Implementing Input Sanitization

Effective defenses require treating all user-supplied content as untrusted until proven otherwise. Never pass raw user input to execution contexts. Instead, extract structured parameters through strict parsing and validate them against explicit allowlists.

from typing import Optional
import re

class SafeCodeExecutor:
    ALLOWED_COMMANDS = {"python", "node", "ruby"}
    DISALLOWED_PATTERNS = [
        r";", r"&", r"\|", r"`", r"\$\(", r"\$\{",
        r">>", r"<", r">", r"\*\*"
    ]

    def validate_command(self, user_input: str) -> Optional[str]:
        # Extract only the intended command, ignore everything else
        parts = user_input.strip().split(maxsplit=1)
        if not parts:
            return None

        command = parts[0].lower()
        if command not in self.ALLOWED_COMMANDS:
            return None

        # Check for injection patterns in entire input
        for pattern in self.DISALLOWED_PATTERNS:
            if re.search(pattern, user_input):
                return None

        return command

    def execute(self, user_input: str) -> dict:
        validated = self.validate_command(user_input)
        if not validated:
            return {"error": "Invalid or unsafe command", "executed": False}

        # Only proceed with validated, safe command
        return self.run_in_sandbox(validated)
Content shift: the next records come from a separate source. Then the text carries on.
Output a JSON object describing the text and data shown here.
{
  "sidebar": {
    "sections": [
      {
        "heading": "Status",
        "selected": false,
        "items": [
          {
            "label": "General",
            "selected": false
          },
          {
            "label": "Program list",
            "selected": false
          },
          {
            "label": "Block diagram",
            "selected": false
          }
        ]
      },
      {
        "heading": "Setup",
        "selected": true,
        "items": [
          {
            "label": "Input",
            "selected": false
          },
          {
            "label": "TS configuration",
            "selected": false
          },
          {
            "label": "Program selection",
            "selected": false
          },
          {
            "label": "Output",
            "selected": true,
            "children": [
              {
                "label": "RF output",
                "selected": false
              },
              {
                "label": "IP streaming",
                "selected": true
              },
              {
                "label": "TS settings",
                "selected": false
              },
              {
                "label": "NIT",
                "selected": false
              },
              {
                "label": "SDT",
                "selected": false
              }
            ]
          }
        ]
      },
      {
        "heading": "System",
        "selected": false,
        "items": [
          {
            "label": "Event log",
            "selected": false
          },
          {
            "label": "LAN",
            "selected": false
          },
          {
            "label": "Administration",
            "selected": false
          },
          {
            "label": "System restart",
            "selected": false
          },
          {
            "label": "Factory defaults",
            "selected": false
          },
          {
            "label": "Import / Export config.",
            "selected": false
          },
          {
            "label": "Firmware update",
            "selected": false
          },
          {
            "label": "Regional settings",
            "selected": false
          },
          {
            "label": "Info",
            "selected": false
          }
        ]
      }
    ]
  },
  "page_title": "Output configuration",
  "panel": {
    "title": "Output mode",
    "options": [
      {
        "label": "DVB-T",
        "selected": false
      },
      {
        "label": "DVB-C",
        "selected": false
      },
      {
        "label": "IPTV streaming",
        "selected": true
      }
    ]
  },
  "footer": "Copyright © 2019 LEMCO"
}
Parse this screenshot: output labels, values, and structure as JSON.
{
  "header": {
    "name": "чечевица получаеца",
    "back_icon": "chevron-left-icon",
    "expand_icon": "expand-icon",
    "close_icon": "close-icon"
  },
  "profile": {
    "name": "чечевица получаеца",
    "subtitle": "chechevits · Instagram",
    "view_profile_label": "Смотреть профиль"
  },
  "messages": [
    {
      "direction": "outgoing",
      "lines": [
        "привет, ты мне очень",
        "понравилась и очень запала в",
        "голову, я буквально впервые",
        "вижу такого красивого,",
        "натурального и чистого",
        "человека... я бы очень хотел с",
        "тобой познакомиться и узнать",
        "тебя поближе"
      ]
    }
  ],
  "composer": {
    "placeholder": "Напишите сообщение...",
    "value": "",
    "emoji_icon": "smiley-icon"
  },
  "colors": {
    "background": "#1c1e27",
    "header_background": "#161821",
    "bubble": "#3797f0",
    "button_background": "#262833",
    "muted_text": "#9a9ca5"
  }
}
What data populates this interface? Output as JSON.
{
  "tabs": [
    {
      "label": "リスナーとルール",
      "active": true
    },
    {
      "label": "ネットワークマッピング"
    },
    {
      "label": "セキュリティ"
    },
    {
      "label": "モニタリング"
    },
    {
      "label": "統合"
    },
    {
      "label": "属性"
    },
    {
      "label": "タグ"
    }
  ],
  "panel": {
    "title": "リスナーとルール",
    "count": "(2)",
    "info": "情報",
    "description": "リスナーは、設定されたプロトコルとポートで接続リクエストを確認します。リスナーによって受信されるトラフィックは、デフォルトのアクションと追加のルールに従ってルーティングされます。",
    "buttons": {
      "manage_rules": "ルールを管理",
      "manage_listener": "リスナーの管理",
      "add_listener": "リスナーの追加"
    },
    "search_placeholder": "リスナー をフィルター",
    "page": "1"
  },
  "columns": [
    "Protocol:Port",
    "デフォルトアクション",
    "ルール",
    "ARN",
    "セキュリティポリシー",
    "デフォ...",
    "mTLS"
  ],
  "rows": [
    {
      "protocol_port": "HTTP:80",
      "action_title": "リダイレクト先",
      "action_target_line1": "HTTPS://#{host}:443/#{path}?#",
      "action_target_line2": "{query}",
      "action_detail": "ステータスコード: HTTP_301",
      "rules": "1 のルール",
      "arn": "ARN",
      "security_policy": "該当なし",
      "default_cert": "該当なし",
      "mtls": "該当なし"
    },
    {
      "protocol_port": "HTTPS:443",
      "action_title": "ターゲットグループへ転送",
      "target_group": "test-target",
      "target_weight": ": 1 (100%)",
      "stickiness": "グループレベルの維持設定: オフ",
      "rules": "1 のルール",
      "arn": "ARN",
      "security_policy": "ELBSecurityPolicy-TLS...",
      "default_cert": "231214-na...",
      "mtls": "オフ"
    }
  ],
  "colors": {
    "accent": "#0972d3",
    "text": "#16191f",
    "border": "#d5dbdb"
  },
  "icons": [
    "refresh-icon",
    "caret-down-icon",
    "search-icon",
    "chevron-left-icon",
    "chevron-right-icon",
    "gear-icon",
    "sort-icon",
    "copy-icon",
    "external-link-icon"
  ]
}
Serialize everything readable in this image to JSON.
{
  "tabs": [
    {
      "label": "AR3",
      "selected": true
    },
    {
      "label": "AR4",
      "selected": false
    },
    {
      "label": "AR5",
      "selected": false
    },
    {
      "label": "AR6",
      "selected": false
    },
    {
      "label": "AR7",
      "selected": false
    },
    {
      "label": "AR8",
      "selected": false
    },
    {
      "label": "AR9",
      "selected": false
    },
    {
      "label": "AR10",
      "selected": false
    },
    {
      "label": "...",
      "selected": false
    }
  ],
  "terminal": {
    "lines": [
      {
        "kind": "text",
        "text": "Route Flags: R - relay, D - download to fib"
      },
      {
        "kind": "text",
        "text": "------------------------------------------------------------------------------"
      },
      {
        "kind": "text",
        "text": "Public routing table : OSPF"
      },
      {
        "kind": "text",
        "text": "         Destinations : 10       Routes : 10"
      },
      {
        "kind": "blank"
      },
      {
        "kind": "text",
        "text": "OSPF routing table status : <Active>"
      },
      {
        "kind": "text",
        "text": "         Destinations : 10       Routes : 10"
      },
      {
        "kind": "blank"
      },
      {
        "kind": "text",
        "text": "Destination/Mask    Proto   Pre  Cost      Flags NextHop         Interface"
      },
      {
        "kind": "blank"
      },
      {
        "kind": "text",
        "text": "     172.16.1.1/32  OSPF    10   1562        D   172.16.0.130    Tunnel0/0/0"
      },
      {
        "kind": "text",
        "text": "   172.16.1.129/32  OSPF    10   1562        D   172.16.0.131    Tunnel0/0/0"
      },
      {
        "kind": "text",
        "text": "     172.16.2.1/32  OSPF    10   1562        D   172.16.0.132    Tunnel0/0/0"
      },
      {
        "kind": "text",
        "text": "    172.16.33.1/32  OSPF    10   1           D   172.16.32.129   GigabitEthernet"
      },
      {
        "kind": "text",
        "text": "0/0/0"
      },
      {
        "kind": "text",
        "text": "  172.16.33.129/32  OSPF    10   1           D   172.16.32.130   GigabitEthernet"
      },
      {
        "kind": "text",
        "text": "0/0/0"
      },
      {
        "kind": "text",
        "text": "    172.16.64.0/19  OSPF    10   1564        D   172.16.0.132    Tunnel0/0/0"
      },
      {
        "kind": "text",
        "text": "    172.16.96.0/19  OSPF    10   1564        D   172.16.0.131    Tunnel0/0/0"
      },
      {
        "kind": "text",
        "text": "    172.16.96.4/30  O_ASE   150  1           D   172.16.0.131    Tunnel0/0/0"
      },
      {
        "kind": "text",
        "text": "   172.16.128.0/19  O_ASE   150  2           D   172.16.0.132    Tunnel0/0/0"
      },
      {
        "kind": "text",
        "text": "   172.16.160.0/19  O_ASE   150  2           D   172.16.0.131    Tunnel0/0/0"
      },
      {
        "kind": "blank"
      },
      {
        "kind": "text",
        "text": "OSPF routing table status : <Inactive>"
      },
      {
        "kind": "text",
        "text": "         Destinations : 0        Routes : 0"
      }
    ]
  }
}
This example demonstrates allowlisting permitted commands and pattern-matching for dangerous characters. The key principle: reject anything that doesn't match expected patterns rather than trying to remove bad content.

Architectural Controls

Beyond input validation, architectural decisions significantly impact security posture. Isolate execution environments using containers or virtual machines with minimal privileges. Never run agent code as root or with access to production databases.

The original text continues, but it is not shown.